長引く低金利環境で国内の預貸金利益は右肩下がりとなっており、加えて足元では新型コロナウイルスに関連して与信費用が増え、銀行の利益に圧力がかかっている。りそなは2020年度、連結ベースで500億円の与信費用を見込み、純利益予想は前年比21%減の1200億円とした。

4月に社長に就任した南氏は「店舗の維持コストに相当メスを入れる」と述べ、店舗の規模縮小などを通じて費用の圧縮を進める考えを表明。「人件費をカウントしなかったとしても、物件費だけで2割は十分削減できる」とし、中長期的に改革の効果が表れるとの認識を示した。
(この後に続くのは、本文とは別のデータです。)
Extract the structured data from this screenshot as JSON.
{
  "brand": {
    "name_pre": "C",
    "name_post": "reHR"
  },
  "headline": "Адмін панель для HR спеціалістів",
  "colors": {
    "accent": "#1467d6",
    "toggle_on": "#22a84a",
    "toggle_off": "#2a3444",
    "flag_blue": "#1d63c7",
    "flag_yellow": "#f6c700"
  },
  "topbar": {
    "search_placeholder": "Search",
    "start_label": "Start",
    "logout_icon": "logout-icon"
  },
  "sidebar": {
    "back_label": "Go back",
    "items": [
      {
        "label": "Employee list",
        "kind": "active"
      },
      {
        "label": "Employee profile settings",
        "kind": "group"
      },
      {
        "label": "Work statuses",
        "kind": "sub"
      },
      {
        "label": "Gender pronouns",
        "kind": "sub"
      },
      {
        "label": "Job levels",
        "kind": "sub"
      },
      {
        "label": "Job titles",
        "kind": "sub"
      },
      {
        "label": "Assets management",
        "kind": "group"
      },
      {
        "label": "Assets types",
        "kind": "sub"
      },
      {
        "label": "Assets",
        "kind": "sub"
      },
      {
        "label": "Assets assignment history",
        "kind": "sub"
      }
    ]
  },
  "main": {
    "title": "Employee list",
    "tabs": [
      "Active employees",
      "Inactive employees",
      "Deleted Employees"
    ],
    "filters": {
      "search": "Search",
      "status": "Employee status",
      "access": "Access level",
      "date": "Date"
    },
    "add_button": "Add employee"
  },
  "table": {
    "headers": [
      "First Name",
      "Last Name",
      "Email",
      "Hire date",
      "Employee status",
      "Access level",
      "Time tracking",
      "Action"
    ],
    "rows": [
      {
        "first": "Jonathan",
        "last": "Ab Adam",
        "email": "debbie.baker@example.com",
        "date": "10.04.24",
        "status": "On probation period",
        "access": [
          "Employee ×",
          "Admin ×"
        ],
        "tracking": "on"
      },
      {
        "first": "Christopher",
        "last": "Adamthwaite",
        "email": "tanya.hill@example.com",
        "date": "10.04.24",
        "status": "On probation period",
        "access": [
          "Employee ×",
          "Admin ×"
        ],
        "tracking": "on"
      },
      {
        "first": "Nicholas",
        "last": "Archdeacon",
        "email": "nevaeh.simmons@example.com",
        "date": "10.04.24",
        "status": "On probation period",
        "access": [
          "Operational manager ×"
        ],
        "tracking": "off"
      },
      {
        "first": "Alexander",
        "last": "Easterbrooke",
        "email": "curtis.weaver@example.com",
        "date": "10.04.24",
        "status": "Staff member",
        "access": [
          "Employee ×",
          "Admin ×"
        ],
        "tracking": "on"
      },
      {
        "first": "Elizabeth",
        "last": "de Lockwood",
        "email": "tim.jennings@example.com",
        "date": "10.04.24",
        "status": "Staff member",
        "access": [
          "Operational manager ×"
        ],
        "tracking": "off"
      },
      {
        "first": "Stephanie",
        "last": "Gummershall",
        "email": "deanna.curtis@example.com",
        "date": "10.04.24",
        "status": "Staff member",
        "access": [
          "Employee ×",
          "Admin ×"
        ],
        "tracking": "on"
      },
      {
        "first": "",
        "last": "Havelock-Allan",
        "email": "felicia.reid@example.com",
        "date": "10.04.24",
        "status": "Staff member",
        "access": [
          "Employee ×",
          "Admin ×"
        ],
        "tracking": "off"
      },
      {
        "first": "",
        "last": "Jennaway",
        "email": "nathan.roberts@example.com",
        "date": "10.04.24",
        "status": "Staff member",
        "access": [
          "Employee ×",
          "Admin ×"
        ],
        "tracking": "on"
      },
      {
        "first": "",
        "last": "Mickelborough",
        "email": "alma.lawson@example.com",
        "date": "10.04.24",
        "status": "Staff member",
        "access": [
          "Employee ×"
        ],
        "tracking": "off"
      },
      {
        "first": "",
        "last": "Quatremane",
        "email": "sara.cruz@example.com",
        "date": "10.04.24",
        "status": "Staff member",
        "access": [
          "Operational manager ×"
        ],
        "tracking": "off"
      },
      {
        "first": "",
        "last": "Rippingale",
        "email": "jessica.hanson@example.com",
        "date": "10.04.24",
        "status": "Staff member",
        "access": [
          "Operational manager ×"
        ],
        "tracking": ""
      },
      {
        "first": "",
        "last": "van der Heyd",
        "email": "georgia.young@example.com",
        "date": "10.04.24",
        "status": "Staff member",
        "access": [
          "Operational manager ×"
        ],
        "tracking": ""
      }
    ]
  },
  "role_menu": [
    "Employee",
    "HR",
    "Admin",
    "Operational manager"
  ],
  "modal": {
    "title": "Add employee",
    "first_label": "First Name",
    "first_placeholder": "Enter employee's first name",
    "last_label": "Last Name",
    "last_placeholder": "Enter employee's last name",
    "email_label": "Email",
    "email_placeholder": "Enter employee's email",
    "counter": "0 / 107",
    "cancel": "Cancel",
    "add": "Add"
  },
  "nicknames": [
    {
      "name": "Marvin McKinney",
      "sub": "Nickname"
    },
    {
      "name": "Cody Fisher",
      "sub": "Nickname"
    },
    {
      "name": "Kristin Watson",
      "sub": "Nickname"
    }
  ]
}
アプリのダウンロード数は現在の220万から500万を目指す。デジタルチャネルの拡大に注力する一方、首都圏や関西圏を中心とした店舗網は残す。アプリを通じて得た顧客データを店頭の担当者にも共有し、より精緻な対面案内を可能にする狙いだ。 南氏は「日用品だと例えばアマゾンでクリックして終わるが、事業承継や住宅ローンだとそうはいかない。(実際の人間が)しっかり説明した上で利用してもらうということが、金融にとって大きなプロセスだ」と話した。